| O presidente Lula voltou a proferir pérolas em discurso nesta segunda-feira no Rio de janeiro. Disse que choque de gestão se faz com o aumento do funcionalismo. Mais uma vez, Lula mostra seu total despreparo (bem dissimulado pela malandragem) para a responsabilidade de administrar o país.
Na tentativa de atacar adversários políticos, o presidente confunde conceitos e defende o retrocesso. Não é simplesmente aumentando o Estado que se consegue melhorar a qualidade do serviço público.

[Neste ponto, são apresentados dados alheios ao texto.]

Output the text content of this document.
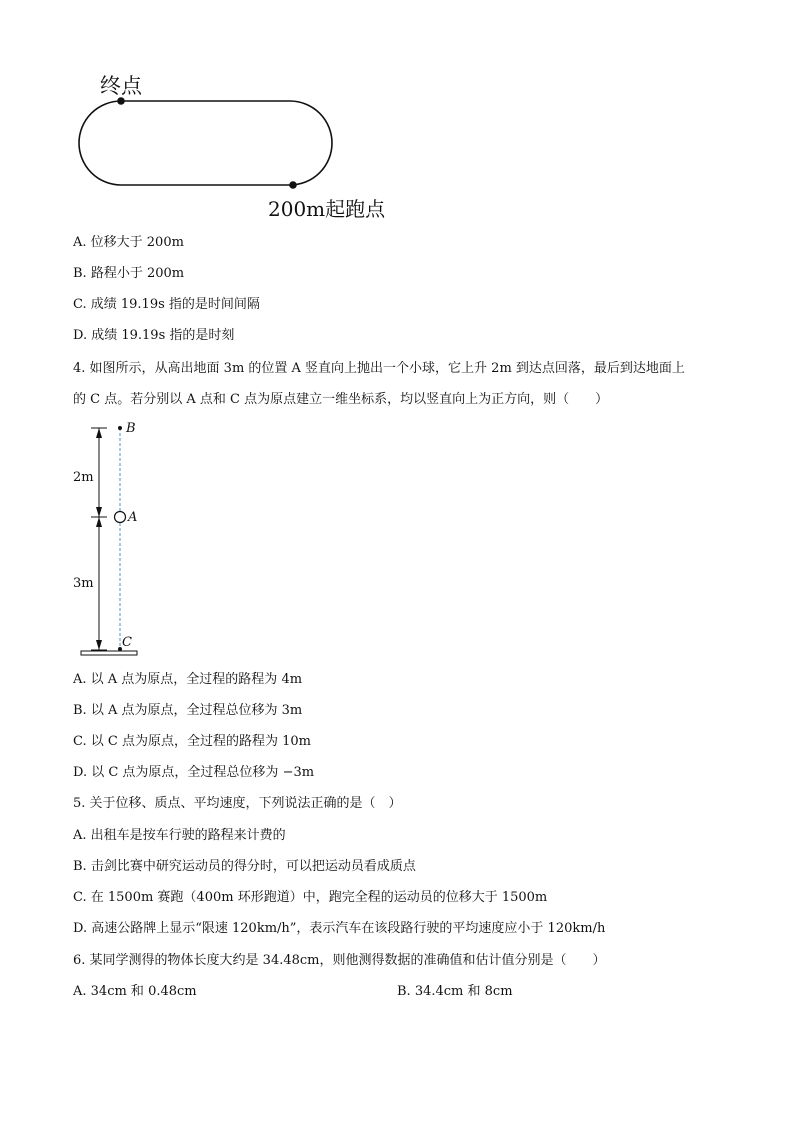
终点
200m起跑点
A. 位移大于 200m
B. 路程小于 200m
C. 成绩 19.19s 指的是时间间隔
D. 成绩 19.19s 指的是时刻
4. 如图所示，从高出地面 3m 的位置 A 竖直向上抛出一个小球，它上升 2m 到达点回落，最后到达地面上
的 C 点。若分别以 A 点和 C 点为原点建立一维坐标系，均以竖直向上为正方向，则（　　）
B
A
C
2m
3m
A. 以 A 点为原点，全过程的路程为 4m
B. 以 A 点为原点，全过程总位移为 3m
C. 以 C 点为原点，全过程的路程为 10m
D. 以 C 点为原点，全过程总位移为 −3m
5. 关于位移、质点、平均速度，下列说法正确的是（　）
A. 出租车是按车行驶的路程来计费的
B. 击剑比赛中研究运动员的得分时，可以把运动员看成质点
C. 在 1500m 赛跑（400m 环形跑道）中，跑完全程的运动员的位移大于 1500m
D. 高速公路牌上显示“限速 120km/h”，表示汽车在该段路行驶的平均速度应小于 120km/h
6. 某同学测得的物体长度大约是 34.48cm，则他测得数据的准确值和估计值分别是（　　）
A. 34cm 和 0.48cm	B. 34.4cm 和 8cm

O que provoca o verdadeiro choque de gestão, defendido por Geraldo Alckmin na campanha presidencial de 2006, é uma reestruturação do serviço público que faça da máquina administrativa uma ferramenta para o estímulo do desenvolvimento e da justiça social, com mais saúde, mais educação, mais saneamento, menos roubalheira.
Choque de gestão se faz com projetos claros e factíveis para o país. A partir do momento que um Governo tem um plano de desenvolvimento e de prestação de bons serviços, e a estratégia competente para colocá-lo em prática, deve-se avaliar os setores que precisam de reforço de pessoal. Não é correto, por exemplo, fazer contratações inúteis apenas para aprovar a CPMF no Congresso.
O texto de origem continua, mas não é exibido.